Of Howl's origins, Jalbert maintains, 

The work...was somewhat inspired by the poem of Allen Ginsberg, not so much the content, but the long lyrical line created in the work. This long line is recreated [in Howl] by the clarinet with the strings providing an active underpinning. His poem has been referred to as a kind of 'litany of praise' and the second movement becomes the litany, with the clarinet acting as ‘Vox Dei,’ the voice of God.

Here is a video of the third movement of Jalbert's string quartet Icefield Sonnets (2004)

Following their respective premieres, both works will be available on PSNY.

New Works from Pierre Jalbert, Bruce MacCombie, and Kamran Ince

For some composers, summer is a time to relax in preparation for the oncoming concert season--but for our PSNY composers and staff, the summer season has been extremely busy!
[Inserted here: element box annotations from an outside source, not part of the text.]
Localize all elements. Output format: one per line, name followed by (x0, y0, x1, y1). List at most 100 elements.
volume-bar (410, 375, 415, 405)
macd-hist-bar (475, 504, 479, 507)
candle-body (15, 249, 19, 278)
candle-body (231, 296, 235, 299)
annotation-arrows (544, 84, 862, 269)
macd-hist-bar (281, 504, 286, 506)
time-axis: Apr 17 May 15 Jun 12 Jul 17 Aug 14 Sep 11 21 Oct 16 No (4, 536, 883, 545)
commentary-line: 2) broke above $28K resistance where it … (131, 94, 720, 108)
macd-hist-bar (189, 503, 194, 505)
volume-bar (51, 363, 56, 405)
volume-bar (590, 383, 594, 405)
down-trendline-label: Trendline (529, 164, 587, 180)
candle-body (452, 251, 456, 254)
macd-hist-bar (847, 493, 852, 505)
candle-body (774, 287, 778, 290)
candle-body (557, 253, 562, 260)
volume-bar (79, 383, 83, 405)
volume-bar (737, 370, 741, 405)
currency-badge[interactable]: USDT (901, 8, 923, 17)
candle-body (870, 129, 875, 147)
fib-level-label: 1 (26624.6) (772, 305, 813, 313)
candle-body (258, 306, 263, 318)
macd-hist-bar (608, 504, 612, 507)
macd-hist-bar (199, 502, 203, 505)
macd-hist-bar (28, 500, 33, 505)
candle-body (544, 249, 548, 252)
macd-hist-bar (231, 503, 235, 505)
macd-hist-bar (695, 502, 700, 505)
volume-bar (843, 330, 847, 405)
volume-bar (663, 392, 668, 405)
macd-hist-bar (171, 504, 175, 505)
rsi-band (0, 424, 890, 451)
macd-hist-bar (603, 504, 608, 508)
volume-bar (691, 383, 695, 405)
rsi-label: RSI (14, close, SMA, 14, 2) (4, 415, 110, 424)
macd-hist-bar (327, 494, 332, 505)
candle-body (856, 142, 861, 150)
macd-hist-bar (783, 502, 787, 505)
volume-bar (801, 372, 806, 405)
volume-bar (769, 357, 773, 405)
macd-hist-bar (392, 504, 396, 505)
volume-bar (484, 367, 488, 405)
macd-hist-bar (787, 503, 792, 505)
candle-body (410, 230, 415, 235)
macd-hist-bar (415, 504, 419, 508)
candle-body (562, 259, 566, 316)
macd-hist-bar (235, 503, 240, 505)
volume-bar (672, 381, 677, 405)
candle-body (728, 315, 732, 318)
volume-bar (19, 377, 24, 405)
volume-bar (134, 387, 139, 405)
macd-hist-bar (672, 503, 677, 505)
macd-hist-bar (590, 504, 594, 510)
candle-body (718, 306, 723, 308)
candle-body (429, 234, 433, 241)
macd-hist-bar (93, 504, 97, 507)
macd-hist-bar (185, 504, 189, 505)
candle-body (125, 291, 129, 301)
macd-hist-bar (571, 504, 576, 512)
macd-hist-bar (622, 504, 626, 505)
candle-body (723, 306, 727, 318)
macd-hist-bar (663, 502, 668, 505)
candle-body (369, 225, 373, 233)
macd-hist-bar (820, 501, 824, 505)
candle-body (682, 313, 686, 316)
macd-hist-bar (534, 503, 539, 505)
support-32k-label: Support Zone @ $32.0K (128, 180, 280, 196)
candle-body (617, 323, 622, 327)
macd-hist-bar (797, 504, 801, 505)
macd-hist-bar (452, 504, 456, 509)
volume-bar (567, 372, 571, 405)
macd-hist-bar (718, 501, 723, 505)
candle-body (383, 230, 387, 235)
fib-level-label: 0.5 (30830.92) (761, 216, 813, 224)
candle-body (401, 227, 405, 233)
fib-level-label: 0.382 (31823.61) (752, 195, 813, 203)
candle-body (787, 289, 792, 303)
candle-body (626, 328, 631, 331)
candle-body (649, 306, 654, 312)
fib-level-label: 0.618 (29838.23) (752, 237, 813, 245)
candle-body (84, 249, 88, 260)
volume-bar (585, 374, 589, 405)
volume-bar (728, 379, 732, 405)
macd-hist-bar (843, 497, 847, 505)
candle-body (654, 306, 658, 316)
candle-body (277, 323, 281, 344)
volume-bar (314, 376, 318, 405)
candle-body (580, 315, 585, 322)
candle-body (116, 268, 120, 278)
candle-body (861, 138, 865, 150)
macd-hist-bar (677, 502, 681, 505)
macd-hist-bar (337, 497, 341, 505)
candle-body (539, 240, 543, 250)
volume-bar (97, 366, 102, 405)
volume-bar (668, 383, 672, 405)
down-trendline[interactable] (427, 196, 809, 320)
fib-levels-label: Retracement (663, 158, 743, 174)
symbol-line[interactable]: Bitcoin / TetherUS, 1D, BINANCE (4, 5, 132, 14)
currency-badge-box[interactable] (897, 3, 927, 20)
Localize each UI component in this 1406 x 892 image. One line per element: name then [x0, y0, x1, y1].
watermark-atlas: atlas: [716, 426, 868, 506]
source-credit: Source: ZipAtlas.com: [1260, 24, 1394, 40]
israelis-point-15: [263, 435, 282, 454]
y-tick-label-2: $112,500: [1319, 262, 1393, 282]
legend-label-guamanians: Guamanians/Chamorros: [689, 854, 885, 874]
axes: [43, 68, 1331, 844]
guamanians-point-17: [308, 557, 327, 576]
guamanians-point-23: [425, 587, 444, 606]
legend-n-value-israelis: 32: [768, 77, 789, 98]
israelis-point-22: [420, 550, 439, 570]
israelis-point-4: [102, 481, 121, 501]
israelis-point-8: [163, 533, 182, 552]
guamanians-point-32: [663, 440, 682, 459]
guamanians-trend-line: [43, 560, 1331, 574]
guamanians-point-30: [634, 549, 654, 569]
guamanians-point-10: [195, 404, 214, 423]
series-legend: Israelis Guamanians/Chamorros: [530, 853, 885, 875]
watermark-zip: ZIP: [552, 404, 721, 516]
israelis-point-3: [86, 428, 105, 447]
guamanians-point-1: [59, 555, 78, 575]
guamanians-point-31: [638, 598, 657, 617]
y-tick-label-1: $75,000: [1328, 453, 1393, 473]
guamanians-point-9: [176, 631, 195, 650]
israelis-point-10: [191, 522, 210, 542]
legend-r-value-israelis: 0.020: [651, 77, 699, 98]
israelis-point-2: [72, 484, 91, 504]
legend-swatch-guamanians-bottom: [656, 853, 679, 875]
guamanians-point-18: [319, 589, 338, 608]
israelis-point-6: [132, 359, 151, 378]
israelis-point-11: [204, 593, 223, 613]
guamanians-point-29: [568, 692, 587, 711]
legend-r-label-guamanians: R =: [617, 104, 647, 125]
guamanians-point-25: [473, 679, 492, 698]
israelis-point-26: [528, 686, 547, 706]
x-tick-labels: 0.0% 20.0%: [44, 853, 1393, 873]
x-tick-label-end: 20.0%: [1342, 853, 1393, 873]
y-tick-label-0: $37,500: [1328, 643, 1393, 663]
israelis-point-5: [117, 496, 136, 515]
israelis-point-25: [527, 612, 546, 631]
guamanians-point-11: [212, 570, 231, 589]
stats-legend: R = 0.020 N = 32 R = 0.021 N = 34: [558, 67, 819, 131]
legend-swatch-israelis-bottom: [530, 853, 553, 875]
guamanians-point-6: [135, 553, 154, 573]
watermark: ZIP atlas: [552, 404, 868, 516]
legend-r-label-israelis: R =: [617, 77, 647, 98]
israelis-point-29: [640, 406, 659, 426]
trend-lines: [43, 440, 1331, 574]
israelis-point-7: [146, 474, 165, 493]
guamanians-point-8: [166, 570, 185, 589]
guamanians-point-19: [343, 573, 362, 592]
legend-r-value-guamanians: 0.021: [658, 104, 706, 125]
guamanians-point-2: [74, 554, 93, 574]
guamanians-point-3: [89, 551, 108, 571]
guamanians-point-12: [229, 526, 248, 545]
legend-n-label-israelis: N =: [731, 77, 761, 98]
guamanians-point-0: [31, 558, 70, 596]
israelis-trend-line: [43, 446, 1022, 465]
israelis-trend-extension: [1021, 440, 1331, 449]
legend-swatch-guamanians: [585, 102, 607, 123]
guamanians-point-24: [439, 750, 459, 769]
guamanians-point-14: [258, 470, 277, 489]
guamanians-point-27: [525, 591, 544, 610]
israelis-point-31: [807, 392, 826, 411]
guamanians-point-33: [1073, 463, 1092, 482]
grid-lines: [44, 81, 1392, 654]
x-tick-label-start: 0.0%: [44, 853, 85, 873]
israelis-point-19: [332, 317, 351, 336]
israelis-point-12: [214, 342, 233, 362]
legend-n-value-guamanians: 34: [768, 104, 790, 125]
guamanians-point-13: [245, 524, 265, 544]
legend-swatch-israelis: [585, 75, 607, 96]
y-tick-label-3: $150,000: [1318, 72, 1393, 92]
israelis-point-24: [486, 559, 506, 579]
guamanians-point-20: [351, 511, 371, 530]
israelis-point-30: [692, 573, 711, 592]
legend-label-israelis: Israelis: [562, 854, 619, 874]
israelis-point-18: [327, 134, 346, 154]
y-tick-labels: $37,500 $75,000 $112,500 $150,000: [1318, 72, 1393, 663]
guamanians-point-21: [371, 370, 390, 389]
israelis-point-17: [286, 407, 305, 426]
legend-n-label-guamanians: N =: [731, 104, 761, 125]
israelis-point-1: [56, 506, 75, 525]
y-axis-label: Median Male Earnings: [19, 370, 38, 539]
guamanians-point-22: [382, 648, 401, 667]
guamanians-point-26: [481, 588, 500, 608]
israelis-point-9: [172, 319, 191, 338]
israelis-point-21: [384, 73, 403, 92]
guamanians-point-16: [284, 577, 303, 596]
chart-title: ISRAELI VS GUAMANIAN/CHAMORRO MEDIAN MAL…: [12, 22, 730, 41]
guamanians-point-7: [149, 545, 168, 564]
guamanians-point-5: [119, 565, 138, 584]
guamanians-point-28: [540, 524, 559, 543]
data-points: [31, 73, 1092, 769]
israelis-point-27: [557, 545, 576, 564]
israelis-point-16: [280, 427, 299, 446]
We're pleased to announce that Pierre Jalbert'sSonata for Marimba, commissioned in 2001 by percussionist Makoto Nakura, is now available through PSNY. Jalbert's writing for marimba can also be heard in his Concerto for Marimba and Orchestra. NewMusicBox did an interview with Jalbert on his expansive writing style for different instruments, viewable here: 

We're also happy to announce the availablity of two works for guitar by Bruce MacCombie: Lyric Variations and Tango Ambrosium. Both works pay homage to Latin American composers, particularly Astor Piazzola. We're happy to add more works for guitar to our repertoire, and we hope you add these works to yours!

Since its premiere in 2010, Kamran Ince's Far Variations has been performed across the country-- and, newly available on PSNY, we hope to see it performed around the world! This Piano Quartet was written with trans-national longing in mind: the state of being far from home. Ince's signature melding of Western and Turkish traditions shines in this piece. And for violinists and pianists interested in Ince's work, be sure to check out Ince's newly-published Koçekçe, for violin and piano, now available through Hal Leonard.